Sensibles à ces dysfonctionnements, les Italiens ont été les premiers à travailler sur « le temps des villes » pour une meilleure qualité de vie et une autonomie accrue des femmes. Une loi a donné au maire la compétence en ce domaine et des Ufficio tempi regroupant les acteurs locaux ont été mis en place afin d'améliorer la coordination des horaires et de concilier temps individuels et temps sociaux. Dans certaines villes, des Pactes de mobilité permettent de désynchroniser les horaires des activités professionnelles et d'améliorer la circulation aux heures de pointe. L'Allemagne et les Pays-Bas s'y investissent également. En France, les travaux prospectifs engagés par la Datar et le rapport d'Edmond Hervé sur « Le temps des villes » suscitent enfin l'intérêt. Avec un soutien national, des territoires pilotes comme Poitiers, Saint-Denis, le Territoire de Belfort, le département de la Gironde, Rennes, Paris ou Nancy, mettent actuellement en place des bureaux du temps chargés de travailler à une meilleure maîtrise de nos temps de vie familiale, professionnelle, sociale et citoyenne. Paradoxes : plus la mondialisation économique gagne, plus le local retrouve son sens, plus l'urgence s'impose, plus la maîtrise du temps long devient nécessaire, plus la fragmentation triomphe, plus on recherche la continuité et la permanence.

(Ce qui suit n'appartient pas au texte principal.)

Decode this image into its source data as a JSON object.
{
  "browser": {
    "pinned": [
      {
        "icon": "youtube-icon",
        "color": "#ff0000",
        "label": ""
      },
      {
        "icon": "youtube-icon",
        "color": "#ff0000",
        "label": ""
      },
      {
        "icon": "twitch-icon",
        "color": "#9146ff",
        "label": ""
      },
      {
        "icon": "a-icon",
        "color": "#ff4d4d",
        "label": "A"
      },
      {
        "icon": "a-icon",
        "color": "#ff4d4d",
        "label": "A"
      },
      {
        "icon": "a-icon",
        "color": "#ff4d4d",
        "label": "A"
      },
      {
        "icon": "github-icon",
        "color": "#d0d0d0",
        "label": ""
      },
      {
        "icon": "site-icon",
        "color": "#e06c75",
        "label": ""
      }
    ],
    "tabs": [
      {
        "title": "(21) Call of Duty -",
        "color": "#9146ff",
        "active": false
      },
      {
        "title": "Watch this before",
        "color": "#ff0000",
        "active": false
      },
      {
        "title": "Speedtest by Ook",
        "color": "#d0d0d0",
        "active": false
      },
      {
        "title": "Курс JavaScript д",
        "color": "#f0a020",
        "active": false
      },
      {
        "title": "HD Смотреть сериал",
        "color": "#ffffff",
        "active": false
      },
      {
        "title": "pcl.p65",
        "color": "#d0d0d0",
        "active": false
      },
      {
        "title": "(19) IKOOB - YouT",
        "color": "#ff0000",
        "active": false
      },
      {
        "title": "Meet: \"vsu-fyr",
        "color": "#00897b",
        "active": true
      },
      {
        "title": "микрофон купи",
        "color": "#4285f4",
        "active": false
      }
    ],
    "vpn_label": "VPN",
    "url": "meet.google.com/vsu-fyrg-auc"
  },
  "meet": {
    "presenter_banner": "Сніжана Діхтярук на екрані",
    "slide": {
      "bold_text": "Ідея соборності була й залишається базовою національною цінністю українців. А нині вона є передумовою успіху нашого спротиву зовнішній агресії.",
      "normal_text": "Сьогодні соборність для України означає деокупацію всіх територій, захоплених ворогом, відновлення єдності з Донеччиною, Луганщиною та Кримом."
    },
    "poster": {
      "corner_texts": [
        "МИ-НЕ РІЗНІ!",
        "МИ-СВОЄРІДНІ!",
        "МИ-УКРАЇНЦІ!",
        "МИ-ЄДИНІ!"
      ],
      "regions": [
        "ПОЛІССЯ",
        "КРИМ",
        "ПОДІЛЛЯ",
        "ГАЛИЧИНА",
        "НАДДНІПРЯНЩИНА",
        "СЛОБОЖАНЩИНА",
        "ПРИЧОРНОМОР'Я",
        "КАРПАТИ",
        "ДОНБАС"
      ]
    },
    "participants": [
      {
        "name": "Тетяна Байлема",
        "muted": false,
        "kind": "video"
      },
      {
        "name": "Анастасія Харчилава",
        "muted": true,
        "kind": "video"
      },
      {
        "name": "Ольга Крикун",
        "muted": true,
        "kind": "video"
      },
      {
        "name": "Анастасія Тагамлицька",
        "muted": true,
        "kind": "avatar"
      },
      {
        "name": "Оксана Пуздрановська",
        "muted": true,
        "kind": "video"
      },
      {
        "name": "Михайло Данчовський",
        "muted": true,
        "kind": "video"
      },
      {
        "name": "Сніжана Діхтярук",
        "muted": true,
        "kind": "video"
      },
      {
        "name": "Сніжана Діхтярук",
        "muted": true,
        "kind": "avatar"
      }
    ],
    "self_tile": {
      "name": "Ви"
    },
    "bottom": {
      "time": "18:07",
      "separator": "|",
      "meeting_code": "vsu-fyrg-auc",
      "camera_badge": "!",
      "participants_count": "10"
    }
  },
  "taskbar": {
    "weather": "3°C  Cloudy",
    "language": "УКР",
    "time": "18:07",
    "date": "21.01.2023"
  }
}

Au-delà des structures, c'est à chacun d'entre nous d'imposer ce débat dans nos organisations et nos familles. En occultant, on prend le risque de laisser des décisions isolées aboutir à de nouveaux déséquilibres, et à de nouvelles inégalités. Située au croisement de demandes aussi fortes que la qualité de la vie quotidienne, la proximité, la convivialité ou la démocratie participative, l'approche temporelle met naturellement le citoyen au centre du débat et renvoie à l'homme, à son vécu et à ses aspirations. Démarche transversale qui ne sépare plus la ville, l'entreprise et la population, elle permet d'envisager les outils d'une nouvelle gouvernance mêlant élus, populations, syndicats, entreprises, associations dans des processus de négociation en continu.